How to update millions of records in MySQL?

Introduction

When updating a large number of records in an OLTP database, such as MySQL, you have to be mindful about locking the records. If those records are locked, they will not be editable(update or delete) by other transactions on your database. One common approach used to update a large number of records is to run multiple smaller update in batches. This way, only the records that are being updated at any point are locked.

If you are wondering

How to update millions of records without significantly impacting user experience ?

How does the update command lock records ?

Then this post is for you. Note that this is not the only way. There are other approaches such as swapping tables, running a standard update depending on your transaction isolation levels, etc. The usages of these approaches depend on your use case.

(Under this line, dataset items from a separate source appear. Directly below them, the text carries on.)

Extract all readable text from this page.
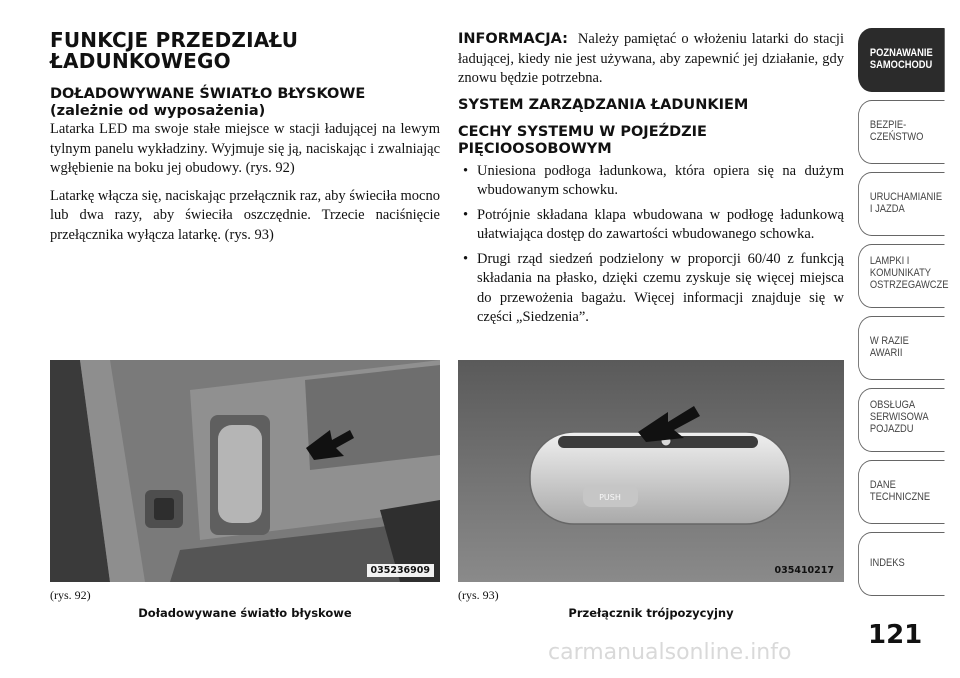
FUNKCJE PRZEDZIAŁU
ŁADUNKOWEGO
DOŁADOWYWANE ŚWIATŁO BŁYSKOWE
(zależnie od wyposażenia)

Latarka LED ma swoje stałe miejsce w stacji ładującej na lewym tylnym panelu wykładziny. Wyjmuje się ją, naciskając i zwalniając wgłębienie na boku jej obudowy. (rys. 92)

Latarkę włącza się, naciskając przełącznik raz, aby świeciła mocno lub dwa razy, aby świeciła oszczędnie. Trzecie naciśnięcie przełącznika wyłącza latarkę. (rys. 93)

INFORMACJA: Należy pamiętać o włożeniu latarki do stacji ładującej, kiedy nie jest używana, aby zapewnić jej działanie, gdy znowu będzie potrzebna.

SYSTEM ZARZĄDZANIA ŁADUNKIEM
CECHY SYSTEMU W POJEŹDZIE
PIĘCIOOSOBOWYM
• Uniesiona podłoga ładunkowa, która opiera się na dużym wbudowanym schowku.
• Potrójnie składana klapa wbudowana w podłogę ładunkową ułatwiająca dostęp do zawartości wbudowanego schowka.
• Drugi rząd siedzeń podzielony w proporcji 60/40 z funkcją składania na płasko, dzięki czemu zyskuje się więcej miejsca do przewożenia bagażu. Więcej informacji znajduje się w części „Siedzenia”.
035236909
(rys. 92)
Doładowywane światło błyskowe
PUSH
035410217
(rys. 93)
Przełącznik trójpozycyjny
POZNAWANIE
SAMOCHODU
BEZPIE-
CZEŃSTWO
URUCHAMIANIE
I JAZDA
LAMPKI I
KOMUNIKATY
OSTRZEGAWCZE
W RAZIE
AWARII
OBSŁUGA
SERWISOWA
POJAZDU
DANE
TECHNICZNE
INDEKS
121
carmanualsonline.info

For our use case, let’s assume we are updating a user table which, if locked for a significant amount of time (say > 10s), can significantly impact our user experience and is not ideal.

Setup

We are going to be using docker to run a MySQL container and python faker library to generate fake data.

  1. docker
  2. Python
  3. Faker

Let’s set up a project folder and generate some fake user data.

mkdir lock_update && cd lock_update

Create a fake data generator python script named gen_fake.py.

#!/usr/bin/env python3
import argparse
import random

from faker import Faker


def gen_user_data(file_name: str, num_records: int, seed: int = 1) -> None:
    fake = Faker("en_US")
    with open(file_name, "w") as file1:
        for i in range(1, num_records + 1):
            file1.write(
                f"{seed + i},{fake.name()},{random.randint(0,1)},{fake.state()},{fake.country()}\n"
            )


if __name__ == "__main__":
    parser = argparse.ArgumentParser(description="Generate some fake data")
    parser.add_argument(
        "--file-name",
        type=str,
        default="fake_user.csv",
        help="file name to store fake data",
    )
    parser.add_argument(
        "--num-records", type=int, default=100, help="Num of records to generate"
    )

    parser.add_argument("--seed", type=int, default=0, help="seed")
    args = parser.parse_args()

    gen_user_data(
        file_name=args.file_name, num_records=args.num_records, seed=args.seed
    )

The gen_fake.py script generates fake data of the format id,name,is_active flag,state,country per row. Grant permissions to the fake data generator and generate 10 million rows as shown below.

chmod u+rwx gen_fake.py
# run 5 parallel processes, each generating 2million records as shown below
./gen_fake.py --file-name user_data_1.csv --num-records 2000000 --seed 0 & ./gen_fake.py --file-name user_data_2.csv --num-records 2000000 --seed 2000000 & ./gen_fake.py --file-name user_data_3.csv --num-records 2000000 --seed 4000000 & ./gen_fake.py --file-name user_data_4.csv --num-records 2000000 --seed 6000000 & ./gen_fake.py --file-name user_data_5.csv --num-records 2000000 --seed 8000000 
mkdir data
cat user_data_1.csv user_data_2.csv user_data_3.csv user_data_4.csv user_data_5.csv >> ./data/user_data_fin.csv # combine data
rm user_data_1* user_data_2* user_data_3* user_data_4* user_data_5*

Let’s start a MySQL container with the data we generated above and log into it.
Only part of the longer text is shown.